Search code examples
algorithmmachine-learningpcaranking

How do you use assign weights to features in a weighted composite score?


I am trying to implement a new vendor ranking system for an online marketplace website. What I want to do, is to sort vendors on something like a composite score from the highest to the lowest. At the moment, I am thinking of just using a linear model for calculating the score, kind of like

score = w1 * f1 + w2 * f2 + w3 * f3....

where f1, f2, .... are the different features (eg. avg review score, order cancel rate, response rates, etc) and w1, w2 ... are the corresponding weight for those features.

I want to score vendors from 0-100 for each item and sorting the items based on this score.

What I am having trouble with is finding a way to assign optimal weights to each feature. Is there a way to assign weights so as to optimize for something like lets say, probability of a user to make a purchase, or something more intangible like quality? After some googling, I found some papers that show using PCA for creating some composite index. But since I am not too familiar with PCA, I am not entirely sure if it is suited to this case.

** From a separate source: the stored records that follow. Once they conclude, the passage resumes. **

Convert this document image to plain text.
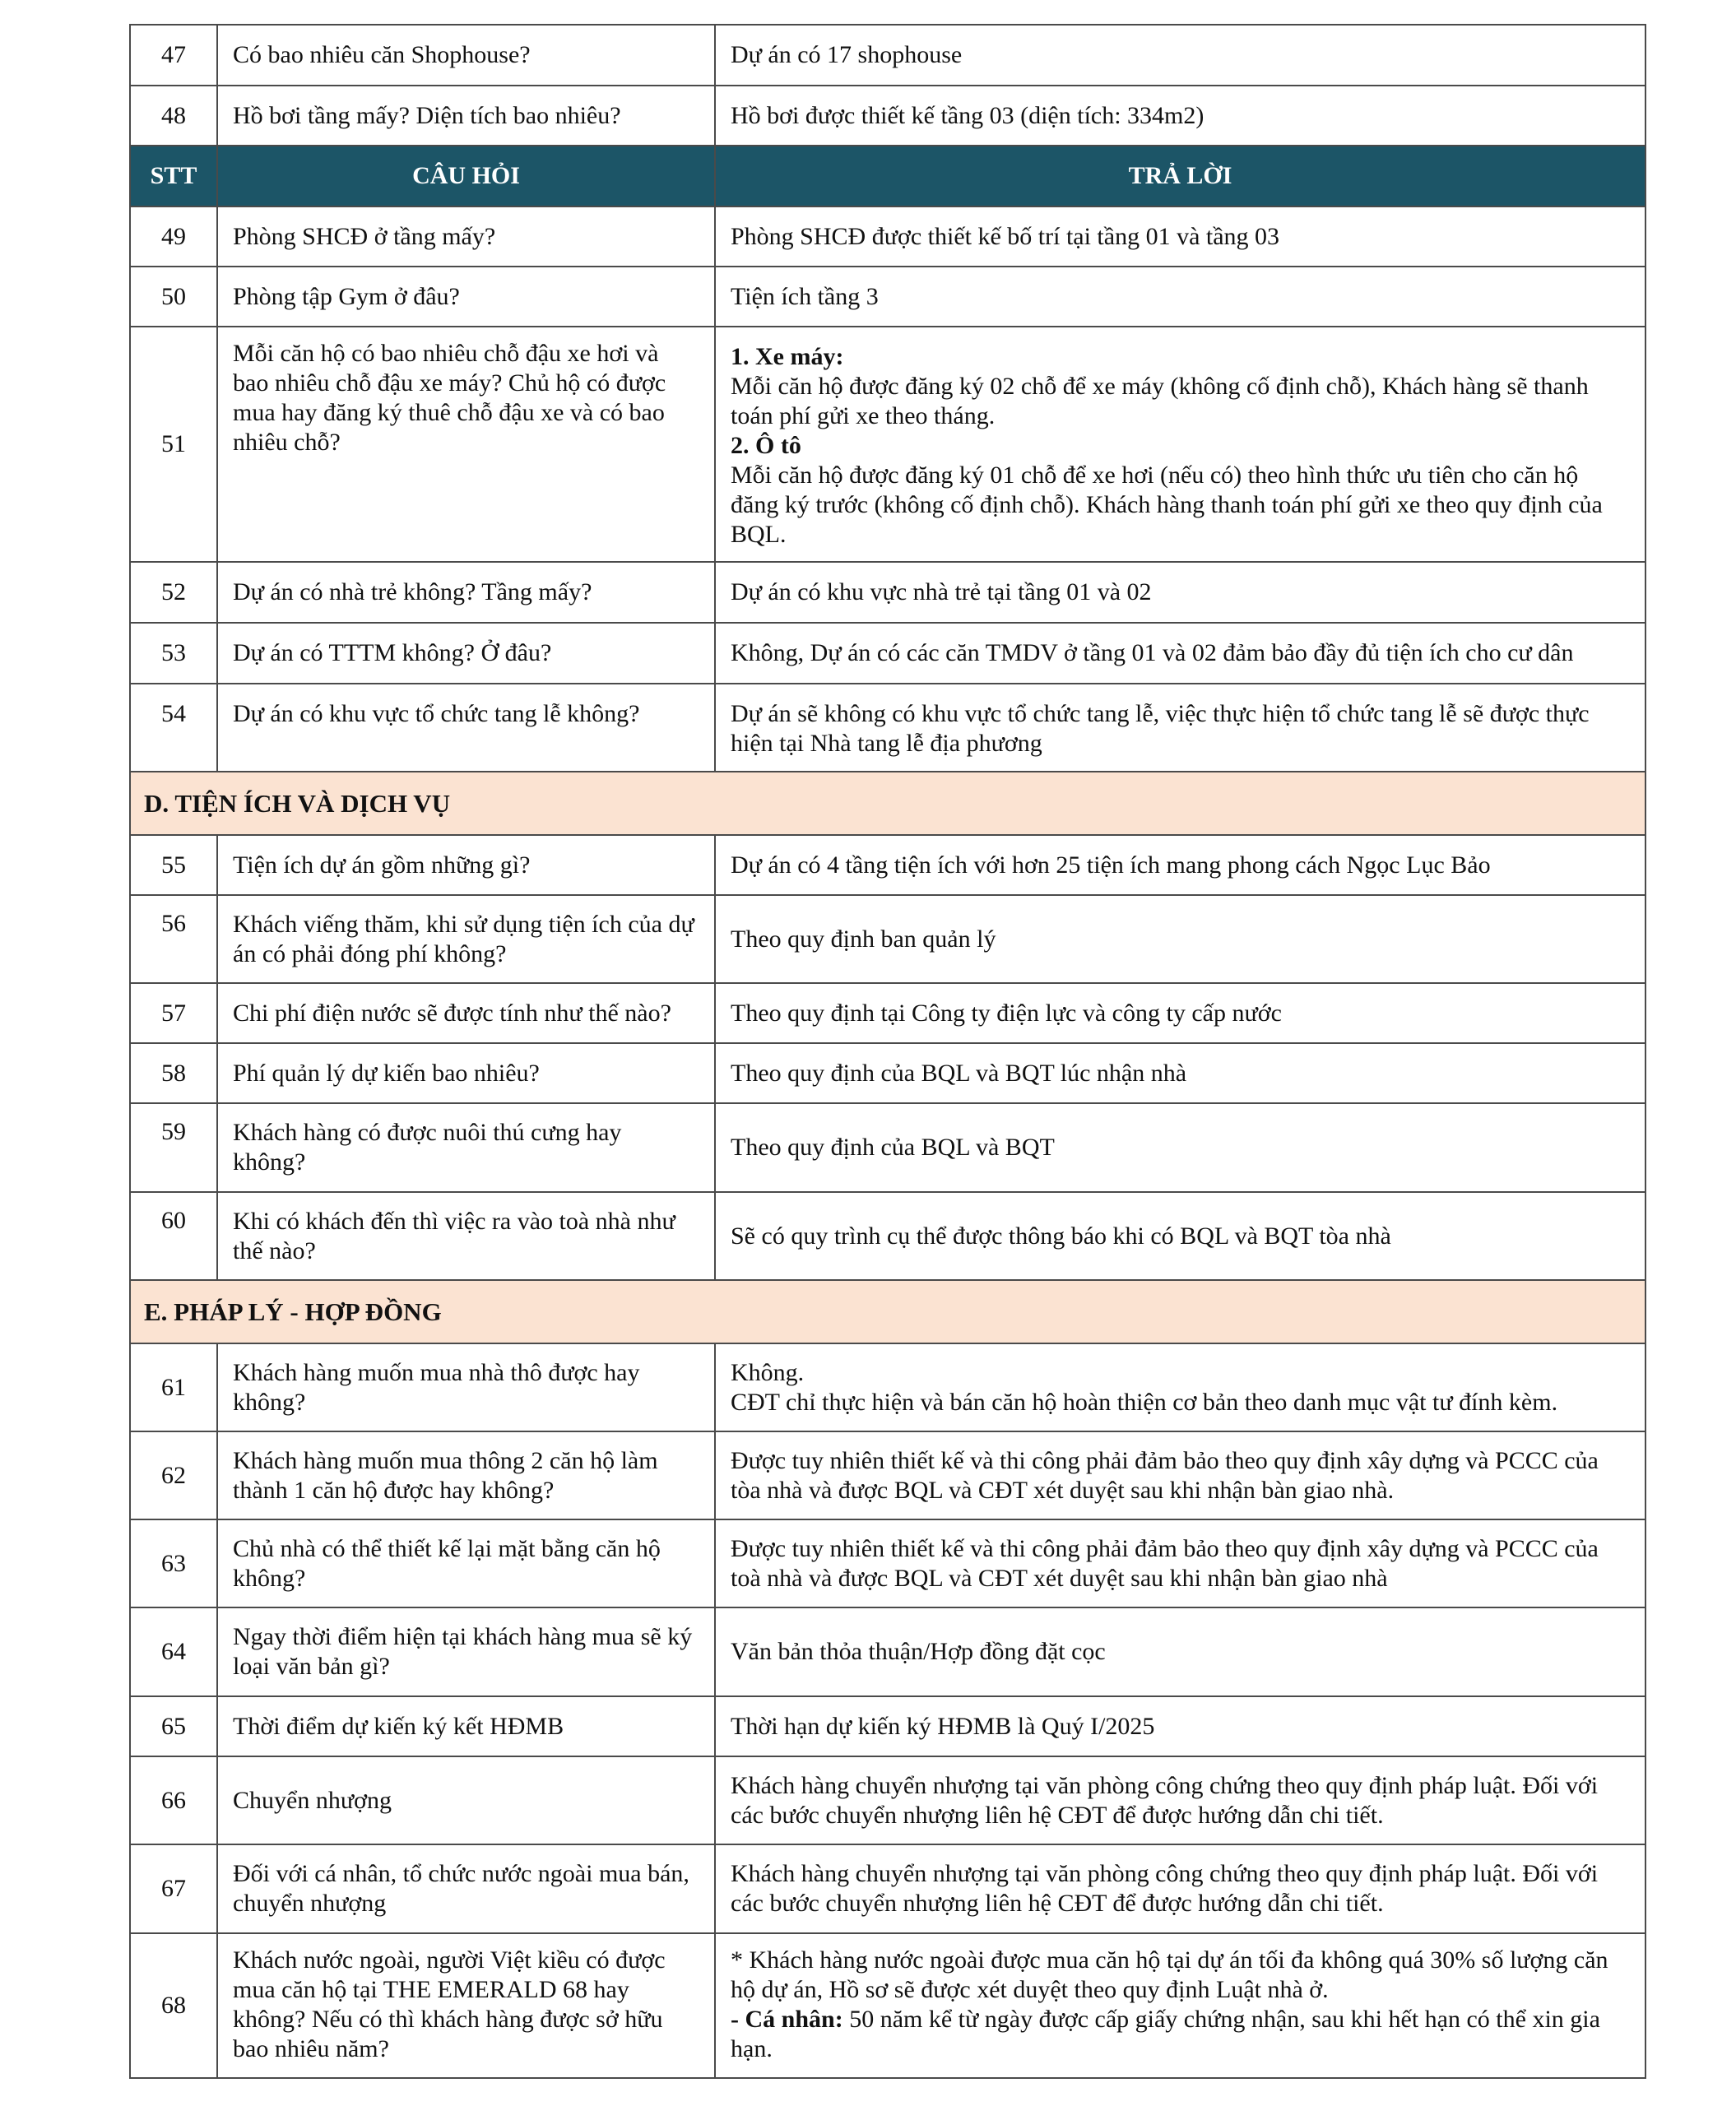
47	Có bao nhiêu căn Shophouse?	Dự án có 17 shophouse
48	Hồ bơi tầng mấy? Diện tích bao nhiêu?	Hồ bơi được thiết kế tầng 03 (diện tích: 334m2)
STT	CÂU HỎI	TRẢ LỜI
49	Phòng SHCĐ ở tầng mấy?	Phòng SHCĐ được thiết kế bố trí tại tầng 01 và tầng 03
50	Phòng tập Gym ở đâu?	Tiện ích tầng 3
51	Mỗi căn hộ có bao nhiêu chỗ đậu xe hơi và bao nhiêu chỗ đậu xe máy? Chủ hộ có được mua hay đăng ký thuê chỗ đậu xe và có bao nhiêu chỗ?	1. Xe máy:
Mỗi căn hộ được đăng ký 02 chỗ để xe máy (không cố định chỗ), Khách hàng sẽ thanh toán phí gửi xe theo tháng.
2. Ô tô
Mỗi căn hộ được đăng ký 01 chỗ để xe hơi (nếu có) theo hình thức ưu tiên cho căn hộ đăng ký trước (không cố định chỗ). Khách hàng thanh toán phí gửi xe theo quy định của BQL.

52	Dự án có nhà trẻ không? Tầng mấy?	Dự án có khu vực nhà trẻ tại tầng 01 và 02
53	Dự án có TTTM không? Ở đâu?	Không, Dự án có các căn TMDV ở tầng 01 và 02 đảm bảo đầy đủ tiện ích cho cư dân
54	Dự án có khu vực tổ chức tang lễ không?	Dự án sẽ không có khu vực tổ chức tang lễ, việc thực hiện tổ chức tang lễ sẽ được thực hiện tại Nhà tang lễ địa phương
D. TIỆN ÍCH VÀ DỊCH VỤ		
55	Tiện ích dự án gồm những gì?	Dự án có 4 tầng tiện ích với hơn 25 tiện ích mang phong cách Ngọc Lục Bảo
56	Khách viếng thăm, khi sử dụng tiện ích của dự án có phải đóng phí không?	Theo quy định ban quản lý
57	Chi phí điện nước sẽ được tính như thế nào?	Theo quy định tại Công ty điện lực và công ty cấp nước
58	Phí quản lý dự kiến bao nhiêu?	Theo quy định của BQL và BQT lúc nhận nhà
59	Khách hàng có được nuôi thú cưng hay không?	Theo quy định của BQL và BQT
60	Khi có khách đến thì việc ra vào toà nhà như thế nào?	Sẽ có quy trình cụ thể được thông báo khi có BQL và BQT tòa nhà
E. PHÁP LÝ - HỢP ĐỒNG		
61	Khách hàng muốn mua nhà thô được hay không?	Không.
CĐT chỉ thực hiện và bán căn hộ hoàn thiện cơ bản theo danh mục vật tư đính kèm.

62	Khách hàng muốn mua thông 2 căn hộ làm thành 1 căn hộ được hay không?	Được tuy nhiên thiết kế và thi công phải đảm bảo theo quy định xây dựng và PCCC của tòa nhà và được BQL và CĐT xét duyệt sau khi nhận bàn giao nhà.
63	Chủ nhà có thể thiết kế lại mặt bằng căn hộ không?	Được tuy nhiên thiết kế và thi công phải đảm bảo theo quy định xây dựng và PCCC của toà nhà và được BQL và CĐT xét duyệt sau khi nhận bàn giao nhà
64	Ngay thời điểm hiện tại khách hàng mua sẽ ký loại văn bản gì?	Văn bản thỏa thuận/Hợp đồng đặt cọc
65	Thời điểm dự kiến ký kết HĐMB	Thời hạn dự kiến ký HĐMB là Quý I/2025
66	Chuyển nhượng	Khách hàng chuyển nhượng tại văn phòng công chứng theo quy định pháp luật. Đối với các bước chuyển nhượng liên hệ CĐT để được hướng dẫn chi tiết.
67	Đối với cá nhân, tổ chức nước ngoài mua bán, chuyển nhượng	Khách hàng chuyển nhượng tại văn phòng công chứng theo quy định pháp luật. Đối với các bước chuyển nhượng liên hệ CĐT để được hướng dẫn chi tiết.
68	Khách nước ngoài, người Việt kiều có được mua căn hộ tại THE EMERALD 68 hay không? Nếu có thì khách hàng được sở hữu bao nhiêu năm?	* Khách hàng nước ngoài được mua căn hộ tại dự án tối đa không quá 30% số lượng căn hộ dự án, Hồ sơ sẽ được xét duyệt theo quy định Luật nhà ở.
- Cá nhân: 50 năm kể từ ngày được cấp giấy chứng nhận, sau khi hết hạn có thể xin gia hạn.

I would be really grateful if someone could kindly guide me in the right path. If I am approaching this problem the entirely wrong way, I would appreciate it if someone could point that out as well.


Solution

  • This seems like your cookie cutter supervised learning problem. Depending on if you have enough labelled data you can apply something easy for training like linear regression (http://scikit-learn.org/stable/modules/generated/sklearn.linear_model.LinearRegression.html) or something more complex like boosting (http://xgboost.readthedocs.io/en/latest/python/python_intro.html). Labels for your data could be how often the user bought something, making this a regression problem.